Naquele telhado, sem sons intrometidos de bebuns, a canção Vagalume, de Pato Fu, sussurrada a cappella, apresentava o ritmo certo para que a voz de Isabela ganhasse um aspecto quase sobrenatural.
— Vejo que gosta dessa música. — Isabela interrompeu a canção. Confuso, ele abriu os olhos, ela sorria de modo gentil.
— Qualquer música em sua voz fica perfeita. — Constrangido, ele desviou o olhar daqueles olhos caramelos.
— Gosto dessa música. — Ela sorriu animada, ignorando o elogio. — O porto ao longe me lembra de um tempo onde tudo era calmo, e acho que essa música me remete a mesma coisa.
Demonstrando que não desejava explicar quais coisas do passado ela se referia, Isabela se concentrou nos navios ao longe.
— Por que canta naquele bar? — Vince soltou sem pensar. — Você é talentosa, poderia cantar em qualquer lugar.
— O importante é cantar. Onde canto tanto faz. Bares podem não ser glamorosos, mas pagam minhas contas. — Ela deu de ombros novamente, e sorriu ao dar um peteleco no parapeito para afastar um inseto que ali pousou. — E você? Não parece o típico frequentador de bares. O que te faz ir lá?

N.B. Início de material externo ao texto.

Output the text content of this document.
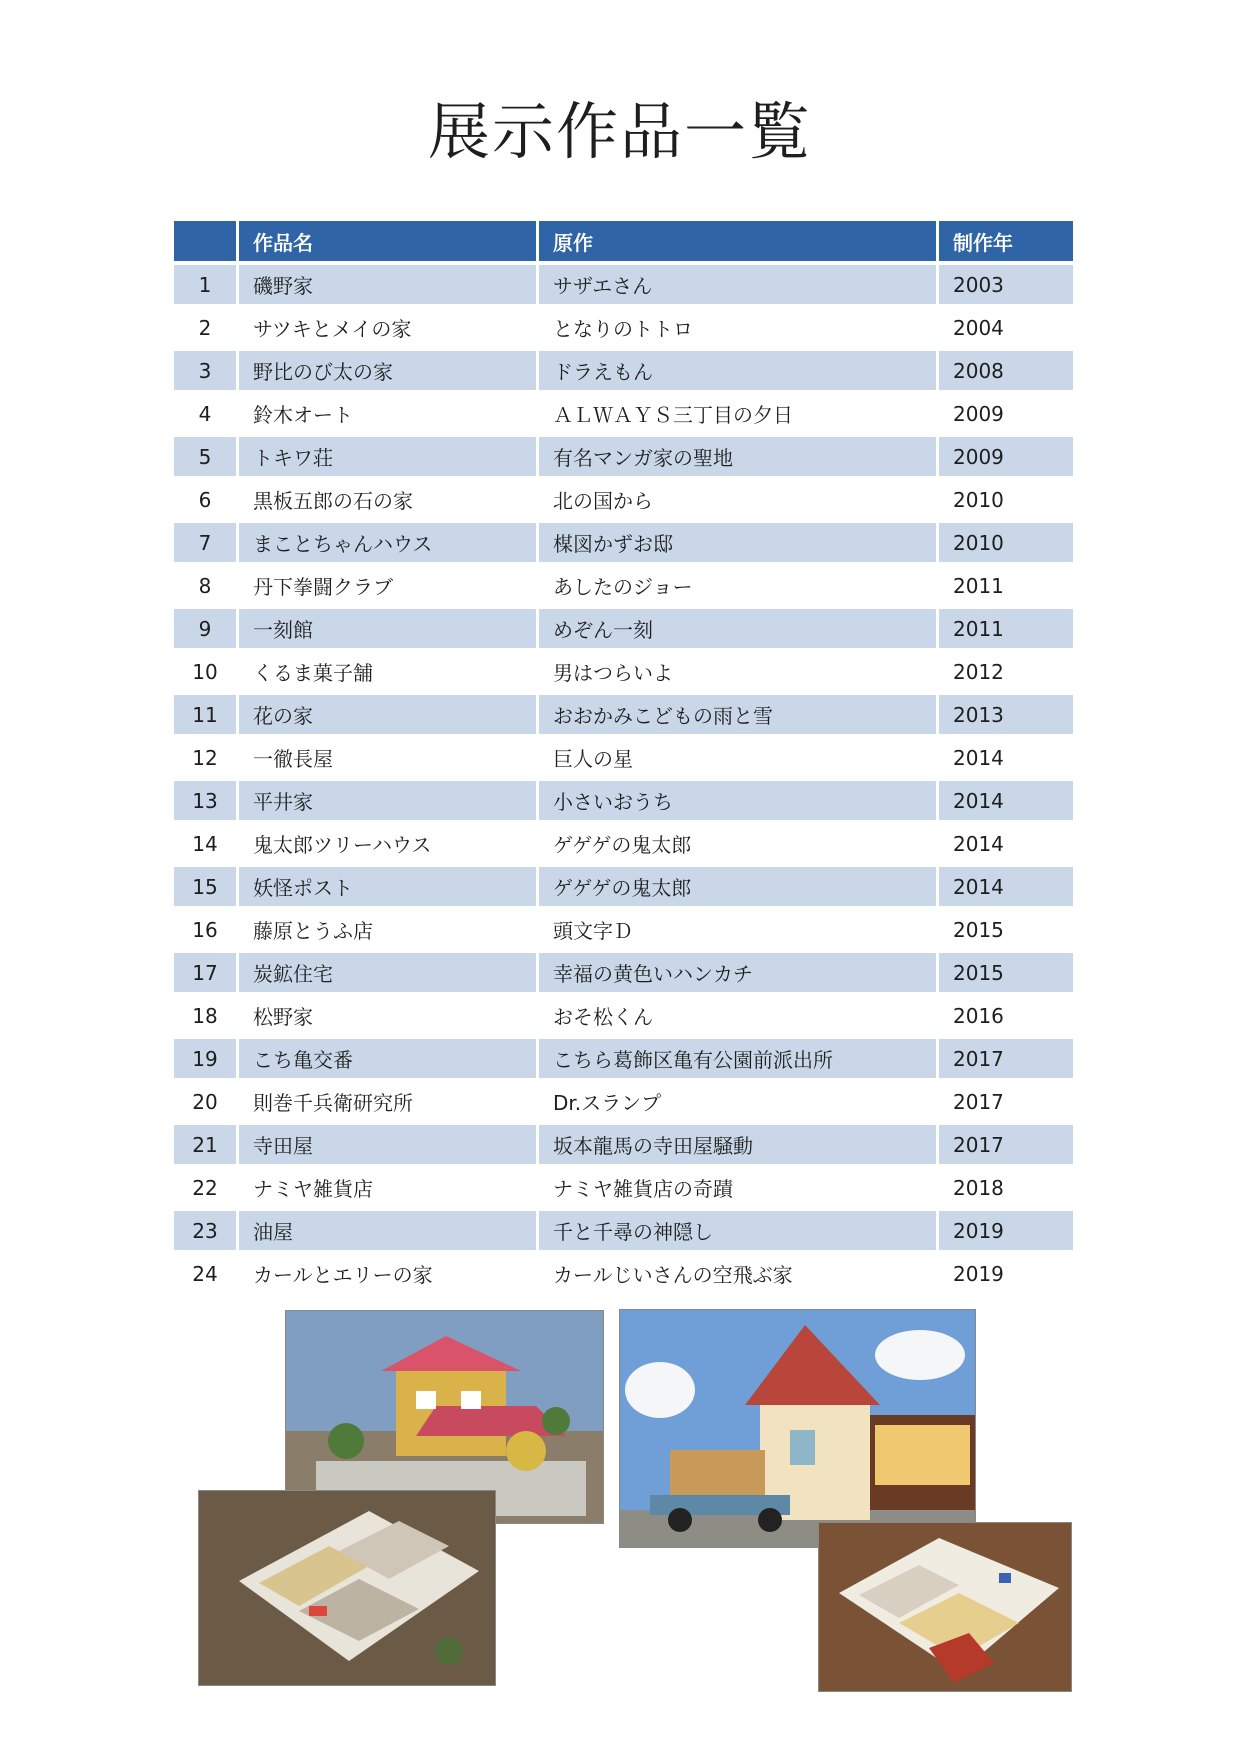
展示作品一覧
	作品名	原作	制作年
1	磯野家	サザエさん	2003
2	サツキとメイの家	となりのトトロ	2004
3	野比のび太の家	ドラえもん	2008
4	鈴木オート	ＡＬＷＡＹＳ三丁目の夕日	2009
5	トキワ荘	有名マンガ家の聖地	2009
6	黒板五郎の石の家	北の国から	2010
7	まことちゃんハウス	楳図かずお邸	2010
8	丹下拳闘クラブ	あしたのジョー	2011
9	一刻館	めぞん一刻	2011
10	くるま菓子舗	男はつらいよ	2012
11	花の家	おおかみこどもの雨と雪	2013
12	一徹長屋	巨人の星	2014
13	平井家	小さいおうち	2014
14	鬼太郎ツリーハウス	ゲゲゲの鬼太郎	2014
15	妖怪ポスト	ゲゲゲの鬼太郎	2014
16	藤原とうふ店	頭文字Ｄ	2015
17	炭鉱住宅	幸福の黄色いハンカチ	2015
18	松野家	おそ松くん	2016
19	こち亀交番	こちら葛飾区亀有公園前派出所	2017
20	則巻千兵衛研究所	Dr.スランプ	2017
21	寺田屋	坂本龍馬の寺田屋騒動	2017
22	ナミヤ雑貨店	ナミヤ雑貨店の奇蹟	2018
23	油屋	千と千尋の神隠し	2019
24	カールとエリーの家	カールじいさんの空飛ぶ家	2019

— O show. — A resposta sincera escapuliu, mas ele não desviou o olhar desta vez, recuperara um pouco da confiança do Vince paquerador adolescente sem noção de anos atrás.
Ela apenas acenou e voltou-se para os enormes navios.
Uma pitada de frustração passou por Vince. Esperava causar uma boa impressão com a confidência, mas era provável que Isabela ouvisse elogios sobre seu talento com frequência e isso não a impressionasse. Ela conhecia seu dom.
— Se meu show alivia seu coração, eu me sinto lisonjeada. — Por fim, ela quebrou o constrangimento anterior e fixou o olhar no dele.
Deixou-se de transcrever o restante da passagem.